By the end of five years, the company will invest close to an additional Rs 13,500 crore in telecom and another Rs 19,500 crore in the retail business, say analysts.
While Reliance did not disclose plans for 2013-14, analysts say it will be investing a massive $28 billion (Rs 151,000 crore) in its core oil, gas, refining and petrochem sectors in the next five years.
“In the telecom space, RIL refrained from bidding in the 900 MHz auction, which, in our eyes, suggests discipline on capital employed. This had been our key concern earlier, which we now believe is largely resolved,” says Morgan Stanley’s Vinay Jaising. The telecom business will receive Rs 2,700 crore a year for the rollout of services, while retail will receive investments of close to Rs 3,800 crore a year.
While analysts are wary about Reliance investing cash in the "unrelated" retail and telecom sectors, insiders say of these two, retail would break even by this month-end.
“Reliance intends to invest aggressively in its non-core business such as telecommunication/internet and retail sectors. These segments are viewed as important growth engines for the company in the coming years. As such, RIL is expected to be a beneficiary of the above proposal to the extent of investment allowance claim expected to be made by the company in FY14 and FY15,” said D R Dogra, head of CARE Ratings.

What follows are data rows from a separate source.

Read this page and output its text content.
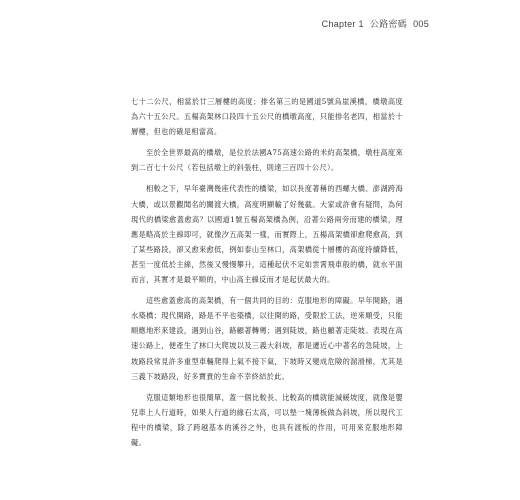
Chapter 1 公路密碼 005

七十二公尺，相當於廿三層樓的高度；排名第三的是國道5號烏崖溪橋，橋墩高度為六十五公尺。五楊高架林口段四十五公尺的橋墩高度，只能排名老四，相當於十層樓，但也的確是相當高。

至於全世界最高的橋墩，是位於法國A75高速公路的米約高架橋，墩柱高度來到二百七十公尺（若包括墩上的斜張柱，則達三百四十公尺）。

相較之下，早年臺灣幾座代表性的橋梁，如以長度著稱的西螺大橋、澎湖跨海大橋，或以景觀聞名的關渡大橋，高度明顯輸了好幾截。大家或許會有疑問，為何現代的橋梁愈蓋愈高？以國道1號五楊高架橋為例，沿著公路兩旁而建的橋梁，理應是略高於主線即可，就像汐五高架一樣，而實際上，五楊高架橋卻愈爬愈高，到了某些路段，卻又愈來愈低，例如泰山至林口，高架橋從十層樓的高度持續降低，甚至一度低於主線，然後又慢慢攀升，這種起伏不定如雲霄飛車般的橋，就水平面而言，其實才是最平順的，中山高主線反而才是起伏最大的。

這些愈蓋愈高的高架橋，有一個共同的目的：克服地形的障礙。早年開路，遇水築橋；現代開路，路是不平也築橋，以往開的路，受限於工法，逆來順受，只能順應地形來建設，遇到山谷，路顧著轉彎；遇到陡坡，路也顧著走陡坡。表現在高速公路上，便產生了林口大爬坡以及三義大斜坡，都是遷近心中著名的急陡坡，上坡路段常見許多重型車輛爬得上氣不接下氣，下坡時又變成危險的溜滑梯，尤其是三義下坡路段，好多寶貴的生命不幸終結於此。

克服這類地形也很簡單，蓋一個比較長、比較高的橋就能減緩坡度，就像是嬰兒車上人行道時，如果人行道的緣石太高，可以墊一塊薄板做為斜坡，所以現代工程中的橋梁，除了跨越基本的溪谷之外，也具有渡板的作用，可用來克服地形障礙。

Reliance insiders say a part of the cash in the telecom business will be used to set up a tower company and the company is open to offer a part of the stake to a foreign partner. Media reports say Reliance is in talks with AT&T to sell 25 per cent stake but an RIL official said nothing had been finalised on any partner or the valuation of the company.
After several rounds of restructuring in the top management at the retail sector, RIL is investing in the expansion from the present 1,400 stores. As of now, Reliance has a retail space of eight million sq ft, next to the largest retailer, Pantaloon, with 16 million sq ft.
Insiders say existing stores are seeing growth between 10 per cent yearly for garments and 25 per cent for foods, and that scalability of existing stores is a key profit driver. Group chairman Mukesh Ambani has set a target of $8-9 billion turnover by FY16, a highly ambitious annual growth of 50 per cent.